I am a proud Muslim woman born in Italy to a family of Moroccan heritage. Growing up, I was bigger than most of the girls my age, and I was the only kid in my school wearing a traditional headscarf, a hijab. Kids kicked me, called me fat, and tried to take off my hijab. I hated myself so much that I self-sabotaged in school, and I had to repeat a grade because I did so poorly.
Doing a grade over was a reality check. I had to change. I knew all the teachers, and the good snacks, so I felt like maybe I had knowledge to offer the new kids coming into the school. With this advantage, I decided to fake being confident, and that’s when singing took off for me as I won a prestigious talent show out of many contestants, and had my name in the newspaper!
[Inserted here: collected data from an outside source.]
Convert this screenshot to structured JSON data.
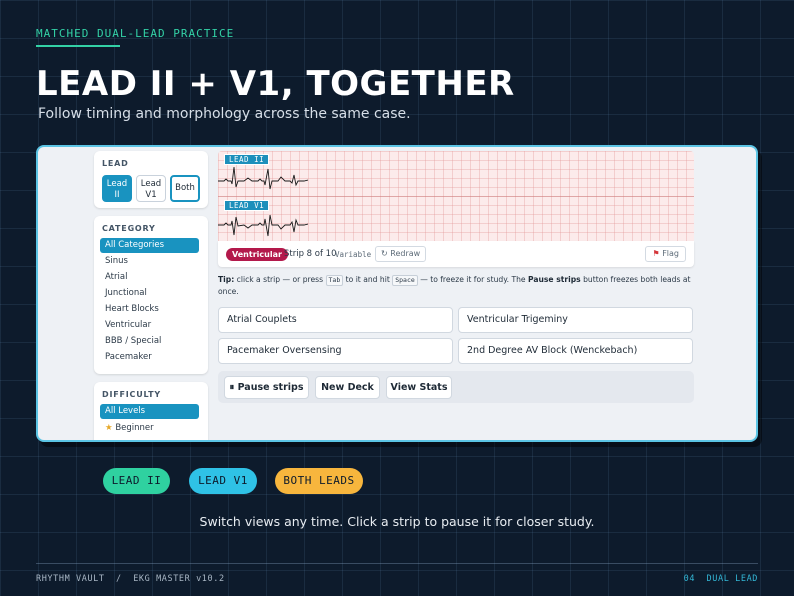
{
  "slide": {
    "kicker": "MATCHED DUAL-LEAD PRACTICE",
    "title": "LEAD II + V1, TOGETHER",
    "subtitle": "Follow timing and morphology across the same case.",
    "caption": "Switch views any time. Click a strip to pause it for closer study.",
    "chips": [
      {
        "label": "LEAD II",
        "color": "#2fd1a0"
      },
      {
        "label": "LEAD V1",
        "color": "#2fc2e6"
      },
      {
        "label": "BOTH LEADS",
        "color": "#f7b63d"
      }
    ],
    "footer_left": "RHYTHM VAULT  /  EKG MASTER v10.2",
    "footer_right": "04  DUAL LEAD"
  },
  "app": {
    "lead_panel": {
      "title": "LEAD",
      "buttons": [
        {
          "line1": "Lead",
          "line2": "II"
        },
        {
          "line1": "Lead",
          "line2": "V1"
        },
        {
          "label": "Both"
        }
      ]
    },
    "category_panel": {
      "title": "CATEGORY",
      "items": [
        "All Categories",
        "Sinus",
        "Atrial",
        "Junctional",
        "Heart Blocks",
        "Ventricular",
        "BBB / Special",
        "Pacemaker"
      ]
    },
    "difficulty_panel": {
      "title": "DIFFICULTY",
      "items": [
        "All Levels",
        "Beginner"
      ]
    },
    "strips": {
      "tags": [
        "LEAD II",
        "LEAD V1"
      ],
      "rhythm_badge": "Ventricular",
      "count": "Strip 8 of 10",
      "variable": "Variable",
      "redraw": "↻ Redraw",
      "flag": "Flag"
    },
    "tip": {
      "prefix": "Tip:",
      "t1": " click a strip — or press ",
      "k1": "Tab",
      "t2": " to it and hit ",
      "k2": "Space",
      "t3": " — to freeze it for study. The ",
      "bold": "Pause strips",
      "t4": " button freezes both leads at once."
    },
    "answers": [
      "Atrial Couplets",
      "Ventricular Trigeminy",
      "Pacemaker Oversensing",
      "2nd Degree AV Block (Wenckebach)"
    ],
    "controls": {
      "pause": "⏸ Pause strips",
      "new_deck": "New Deck",
      "view_stats": "View Stats"
    }
  },
  "colors": {
    "accent": "#1993c0",
    "badge": "#b3194b",
    "kicker": "#33d1a6"
  }
}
After that, it seemed like everyone wanted to be my friend. When I faked being confident everything changed.
I’ve loved to sing since I was a little kid, but it always seemed to be at odds with my faith and my family, especially with my father. My dad was an imam (a prayer leader) at my family’s local mosque, and I worried my singing would ruin his reputation, so I hid it from him. The message I had internalized was that doing music was sinful.
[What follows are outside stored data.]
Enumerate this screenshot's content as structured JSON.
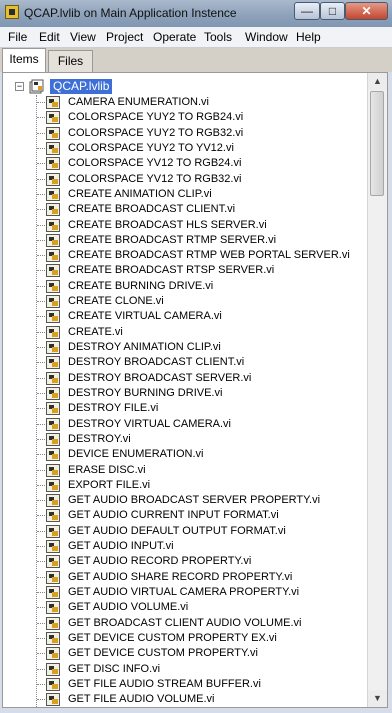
{
  "window": {
    "title": "QCAP.lvlib on Main Application Instence"
  },
  "window_buttons": {
    "minimize": "—",
    "maximize": "□",
    "close": "✕"
  },
  "menu": [
    "File",
    "Edit",
    "View",
    "Project",
    "Operate",
    "Tools",
    "Window",
    "Help"
  ],
  "tabs": [
    {
      "label": "Items",
      "active": true
    },
    {
      "label": "Files",
      "active": false
    }
  ],
  "tree": {
    "root": {
      "label": "QCAP.lvlib",
      "expander": "−"
    },
    "items": [
      "CAMERA ENUMERATION.vi",
      "COLORSPACE YUY2 TO RGB24.vi",
      "COLORSPACE YUY2 TO RGB32.vi",
      "COLORSPACE YUY2 TO YV12.vi",
      "COLORSPACE YV12 TO RGB24.vi",
      "COLORSPACE YV12 TO RGB32.vi",
      "CREATE ANIMATION CLIP.vi",
      "CREATE BROADCAST CLIENT.vi",
      "CREATE BROADCAST HLS SERVER.vi",
      "CREATE BROADCAST RTMP SERVER.vi",
      "CREATE BROADCAST RTMP WEB PORTAL SERVER.vi",
      "CREATE BROADCAST RTSP SERVER.vi",
      "CREATE BURNING DRIVE.vi",
      "CREATE CLONE.vi",
      "CREATE VIRTUAL CAMERA.vi",
      "CREATE.vi",
      "DESTROY ANIMATION CLIP.vi",
      "DESTROY BROADCAST CLIENT.vi",
      "DESTROY BROADCAST SERVER.vi",
      "DESTROY BURNING DRIVE.vi",
      "DESTROY FILE.vi",
      "DESTROY VIRTUAL CAMERA.vi",
      "DESTROY.vi",
      "DEVICE ENUMERATION.vi",
      "ERASE DISC.vi",
      "EXPORT FILE.vi",
      "GET AUDIO BROADCAST SERVER PROPERTY.vi",
      "GET AUDIO CURRENT INPUT FORMAT.vi",
      "GET AUDIO DEFAULT OUTPUT FORMAT.vi",
      "GET AUDIO INPUT.vi",
      "GET AUDIO RECORD PROPERTY.vi",
      "GET AUDIO SHARE RECORD PROPERTY.vi",
      "GET AUDIO VIRTUAL CAMERA PROPERTY.vi",
      "GET AUDIO VOLUME.vi",
      "GET BROADCAST CLIENT AUDIO VOLUME.vi",
      "GET DEVICE CUSTOM PROPERTY EX.vi",
      "GET DEVICE CUSTOM PROPERTY.vi",
      "GET DISC INFO.vi",
      "GET FILE AUDIO STREAM BUFFER.vi",
      "GET FILE AUDIO VOLUME.vi"
    ]
  },
  "scrollbar": {
    "up": "▲",
    "down": "▼"
  }
}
Yet, I was compelled to enter this regional talent show. I thought I would try it and nothing would happen—after all, so many other kids had signed up—so I didn’t tell my parents. Much to my surprise, I made it to the semi-finals. I asked my mom to come, and I told her I was acting. Yet, there I was singing in front of 400 people and 12 judges, including one who was my doctor. In the end, I won the entire competition, but I didn’t know it because they mispronounced my name! It didn’t hit me until my mom was screaming because she realized it, but I still didn’t tell my dad. He didn’t find out until the results were published in the local newspaper.
Then, I had a lot of explaining to do. My mom is one of my best friends, but my father and I are similar in that we don’t like being told “no.” I love my whole family and I wouldn’t feel comfortable doing something where we weren’t on good terms. So, I had to show them that I could be true to my upbringing while also being true to my love of music.
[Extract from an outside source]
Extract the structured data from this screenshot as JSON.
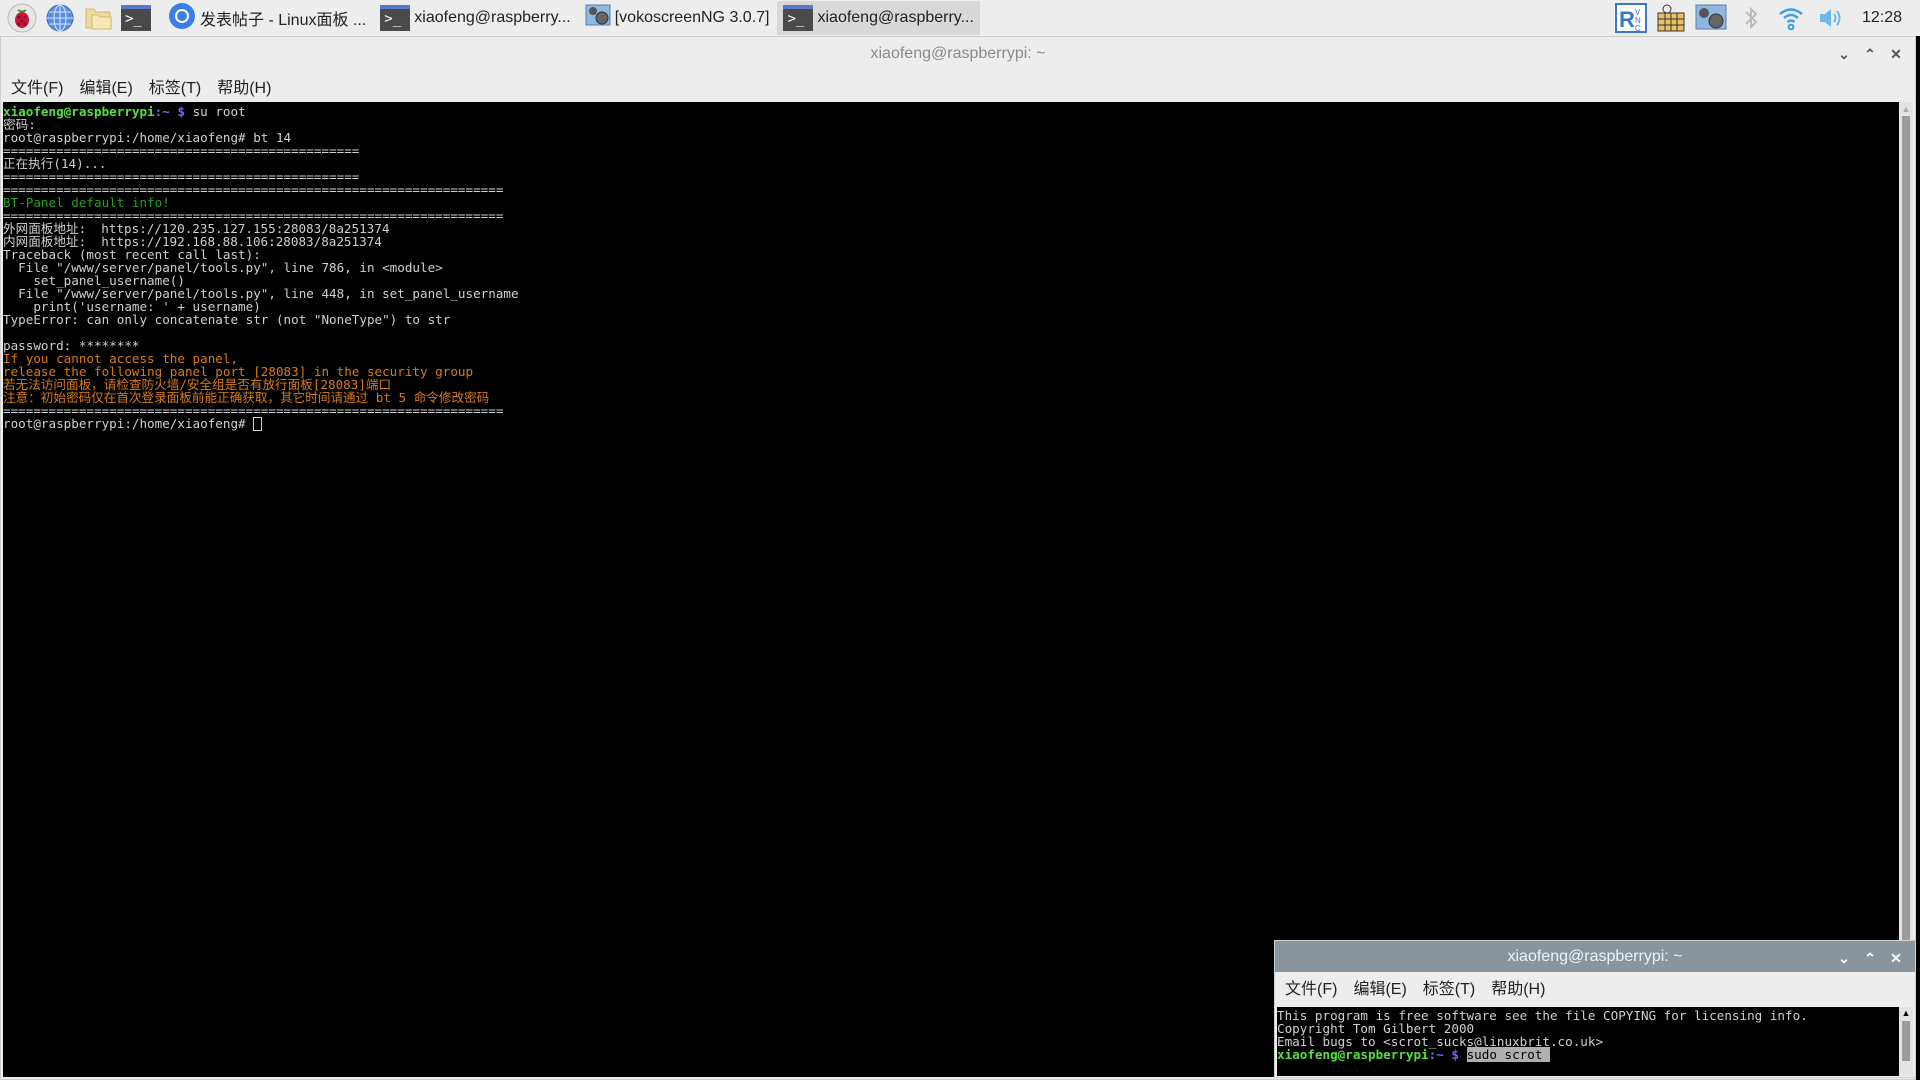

The Arabic translation of my name is “faith,” and I remind myself of that often because I’ve always believed in Allah. To find peace between my faith, my family, and my singing, I went on a self-discovery journey. I realized there is a huge difference between culture and religion. I started to research the religion and would see things represented differently in the Quran than in culture. I soon realized that if I dressed modestly, wore my hijab, didn’t use bad words, sang about things that were uplifting, and didn’t smoke or drink, I wouldn’t be going against my faith or my family. I explained these things to my parents, and now they understand and want the best for me.
Being a proud Muslim woman in a pop culture world breaks boundaries and challenges misconceptions. There are many wrong associations with Muslim people based on the media. Some people have said to me: “Oh, I didn’t think you would help me because I am gay.” My religion does not teach me to hate anyone, and I don’t feel oppressed as a woman. I have a calmness and peacefulness in my heart, and I hope I can open minds to this, and challenge how people view my people. I also hope I can show other Muslim women or people who are under-represented in culture that they can pursue their dreams.
I never thought I could pursue music as a career. I was probably too scared to admit it because I thought my culture would want me to be a doctor or a lawyer. Also, where I lived in Italy didn’t offer many music career opportunities. For years now, though, I have been living in London, and things have really clicked for me here. After I started posting funny videos of me singing into mops while on my waitressing shift at Nando’s, I earned a lot of exposure. I still work at the restaurant, but through those videos I signed with a great management company, and now have a whole team around me. It feels like a dream to me. I always joke to myself that I am a signed singer living this double life, but I am happy to say I am no longer living a double life, hiding my singing from my family.